Disease detection and monitoring technology includes whole-blood lab tests for TB and CMV infections.

Qiagen has upped its offer to acquire Australian diagnostics firm Cellestis to A$3.80 per share, a 7% increase on the original offer of A$3.55 per share announced in April, which would have put the overall purchase price at A$341 million in cash. The firm says the A$3.80 per share offer won’t be increased further in the absence of a competing bid, and represents a 33.1% premium on the one-month volume-weighted average of Cellestis’ shares the day before the initial offer was made public.

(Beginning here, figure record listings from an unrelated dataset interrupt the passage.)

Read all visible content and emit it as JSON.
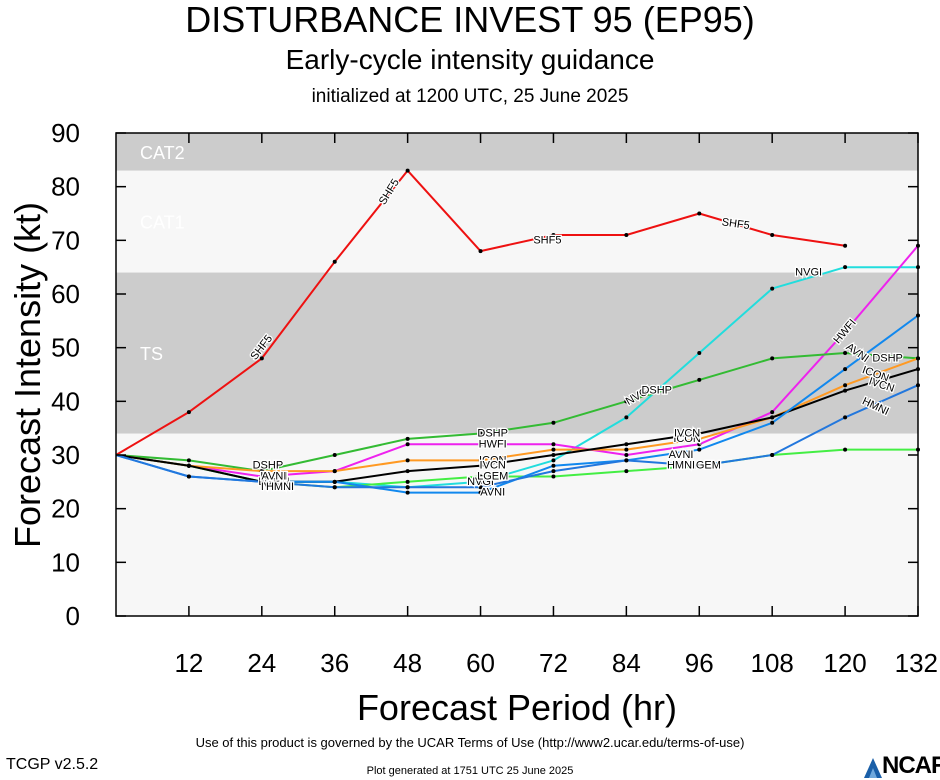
{
  "header": {
    "title": "DISTURBANCE INVEST 95 (EP95)",
    "subtitle": "Early-cycle intensity guidance",
    "init": "initialized at 1200 UTC, 25 June 2025"
  },
  "footer": {
    "terms": "Use of this product is governed by the UCAR Terms of Use (http://www2.ucar.edu/terms-of-use)",
    "version": "TCGP v2.5.2",
    "generated": "Plot generated at 1751 UTC   25 June 2025",
    "logo_text": "NCAR"
  },
  "chart_data": {
    "type": "line",
    "xlabel": "Forecast Period (hr)",
    "ylabel": "Forecast Intensity (kt)",
    "xlim": [
      0,
      132
    ],
    "ylim": [
      0,
      90
    ],
    "xticks": [
      12,
      24,
      36,
      48,
      60,
      72,
      84,
      96,
      108,
      120,
      132
    ],
    "yticks": [
      0,
      10,
      20,
      30,
      40,
      50,
      60,
      70,
      80,
      90
    ],
    "bands": [
      {
        "label": "TS",
        "from": 34,
        "to": 64,
        "color": "#cccccc"
      },
      {
        "label": "CAT1",
        "from": 64,
        "to": 83,
        "color": "#f7f7f7"
      },
      {
        "label": "CAT2",
        "from": 83,
        "to": 90,
        "color": "#cccccc"
      }
    ],
    "below_band_color": "#f7f7f7",
    "series": [
      {
        "name": "SHF5",
        "color": "#ee1111",
        "x": [
          0,
          12,
          24,
          36,
          48,
          60,
          72,
          84,
          96,
          108,
          120
        ],
        "y": [
          30,
          38,
          48,
          66,
          83,
          68,
          71,
          71,
          75,
          71,
          69
        ],
        "labels": [
          {
            "x": 24,
            "y": 50,
            "angle": -52
          },
          {
            "x": 45,
            "y": 79,
            "angle": -58
          },
          {
            "x": 71,
            "y": 70,
            "angle": 0
          },
          {
            "x": 102,
            "y": 73,
            "angle": 8
          }
        ]
      },
      {
        "name": "NVGI",
        "color": "#22dddd",
        "x": [
          0,
          12,
          24,
          36,
          48,
          60,
          72,
          84,
          96,
          108,
          120,
          132
        ],
        "y": [
          30,
          28,
          25,
          25,
          24,
          25,
          29,
          37,
          49,
          61,
          65,
          65
        ],
        "labels": [
          {
            "x": 60,
            "y": 25,
            "angle": 0
          },
          {
            "x": 86,
            "y": 41,
            "angle": -30
          },
          {
            "x": 114,
            "y": 64,
            "angle": 0
          }
        ]
      },
      {
        "name": "HWFI",
        "color": "#ee22ee",
        "x": [
          0,
          12,
          24,
          36,
          48,
          60,
          72,
          84,
          96,
          108,
          120,
          132
        ],
        "y": [
          30,
          28,
          26,
          27,
          32,
          32,
          32,
          30,
          32,
          38,
          53,
          69
        ],
        "labels": [
          {
            "x": 62,
            "y": 32,
            "angle": 0
          },
          {
            "x": 120,
            "y": 53,
            "angle": -50
          }
        ]
      },
      {
        "name": "DSHP",
        "color": "#33bb33",
        "x": [
          0,
          12,
          24,
          36,
          48,
          60,
          72,
          84,
          96,
          108,
          120,
          132
        ],
        "y": [
          30,
          29,
          27,
          30,
          33,
          34,
          36,
          40,
          44,
          48,
          49,
          48
        ],
        "labels": [
          {
            "x": 25,
            "y": 28,
            "angle": 0
          },
          {
            "x": 62,
            "y": 34,
            "angle": 0
          },
          {
            "x": 89,
            "y": 42,
            "angle": 0
          },
          {
            "x": 127,
            "y": 48,
            "angle": 0
          }
        ]
      },
      {
        "name": "LGEM",
        "color": "#44ee44",
        "x": [
          0,
          12,
          24,
          36,
          48,
          60,
          72,
          84,
          96,
          108,
          120,
          132
        ],
        "y": [
          30,
          28,
          25,
          24,
          25,
          26,
          26,
          27,
          28,
          30,
          31,
          31
        ],
        "labels": [
          {
            "x": 26,
            "y": 25,
            "angle": 0
          },
          {
            "x": 62,
            "y": 26,
            "angle": 0
          },
          {
            "x": 97,
            "y": 28,
            "angle": 0
          }
        ]
      },
      {
        "name": "ICON",
        "color": "#ff9922",
        "x": [
          0,
          12,
          24,
          36,
          48,
          60,
          72,
          84,
          96,
          108,
          120,
          132
        ],
        "y": [
          30,
          28,
          27,
          27,
          29,
          29,
          31,
          31,
          33,
          37,
          43,
          48
        ],
        "labels": [
          {
            "x": 26,
            "y": 26,
            "angle": 0
          },
          {
            "x": 62,
            "y": 29,
            "angle": 0
          },
          {
            "x": 94,
            "y": 33,
            "angle": 0
          },
          {
            "x": 125,
            "y": 45,
            "angle": 20
          }
        ]
      },
      {
        "name": "IVCN",
        "color": "#000000",
        "x": [
          0,
          12,
          24,
          36,
          48,
          60,
          72,
          84,
          96,
          108,
          120,
          132
        ],
        "y": [
          30,
          28,
          25,
          25,
          27,
          28,
          30,
          32,
          34,
          37,
          42,
          46
        ],
        "labels": [
          {
            "x": 26,
            "y": 24,
            "angle": 0
          },
          {
            "x": 62,
            "y": 28,
            "angle": 0
          },
          {
            "x": 94,
            "y": 34,
            "angle": 0
          },
          {
            "x": 126,
            "y": 43,
            "angle": 18
          }
        ]
      },
      {
        "name": "AVNI",
        "color": "#1188ee",
        "x": [
          0,
          12,
          24,
          36,
          48,
          60,
          72,
          84,
          96,
          108,
          120,
          132
        ],
        "y": [
          30,
          26,
          25,
          25,
          23,
          23,
          28,
          29,
          31,
          36,
          46,
          56
        ],
        "labels": [
          {
            "x": 26,
            "y": 26,
            "angle": 0
          },
          {
            "x": 62,
            "y": 23,
            "angle": 0
          },
          {
            "x": 93,
            "y": 30,
            "angle": 0
          },
          {
            "x": 122,
            "y": 49,
            "angle": 35
          }
        ]
      },
      {
        "name": "HMNI",
        "color": "#2277dd",
        "x": [
          0,
          12,
          24,
          36,
          48,
          60,
          72,
          84,
          96,
          108,
          120,
          132
        ],
        "y": [
          30,
          26,
          25,
          24,
          24,
          24,
          27,
          29,
          28,
          30,
          37,
          43
        ],
        "labels": [
          {
            "x": 27,
            "y": 24,
            "angle": 0
          },
          {
            "x": 93,
            "y": 28,
            "angle": 0
          },
          {
            "x": 125,
            "y": 39,
            "angle": 25
          }
        ]
      }
    ]
  }
}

Qiagen is looking to buy Cellestis to get its hands on the latter’s QuantiFERON® technology for disease detection and monitoring, including its clinical-use QuantiFERON-TB Gold (QFT) blood test for diagnosing Mycobacterium tuberculosis infection, and QuantiFERON-CMV test for cytomegalovirus infection. The CMV test has been CE-marked in Europe but is currently only available for research use in the U.S.

The QuantiFERON platform has been developed as a whole-blood method for detecting cell-mediated immune responses to an existing infection or disease. The in-tube technology exploits the fact that individuals exposed to a specific disease have circulating T cell lymphocytes in their blood that maintain an immunological memory. A whole-blood sample from the patient is challenged with a disease antigen. If the disease is already present, antigen challenge stimulates effector T cells to release the cytokine interferon-gamma (IFN-γ), which the QuantiFERON technology detects. Effectively the production of IFN-γ in response to antigen exposure acts a specific marker of recall response, indicating that the disease or infection was already present, Cellestis explains.

In addition to its existing TB and CMV tests, the firm is currently developing a QuantiFERON test for detecting Leishmania parasite infection. Cellestis reported revenues of $22.5 million in the six months prior to December 2010, up 24% from revenues in the equivalent six months of 2009.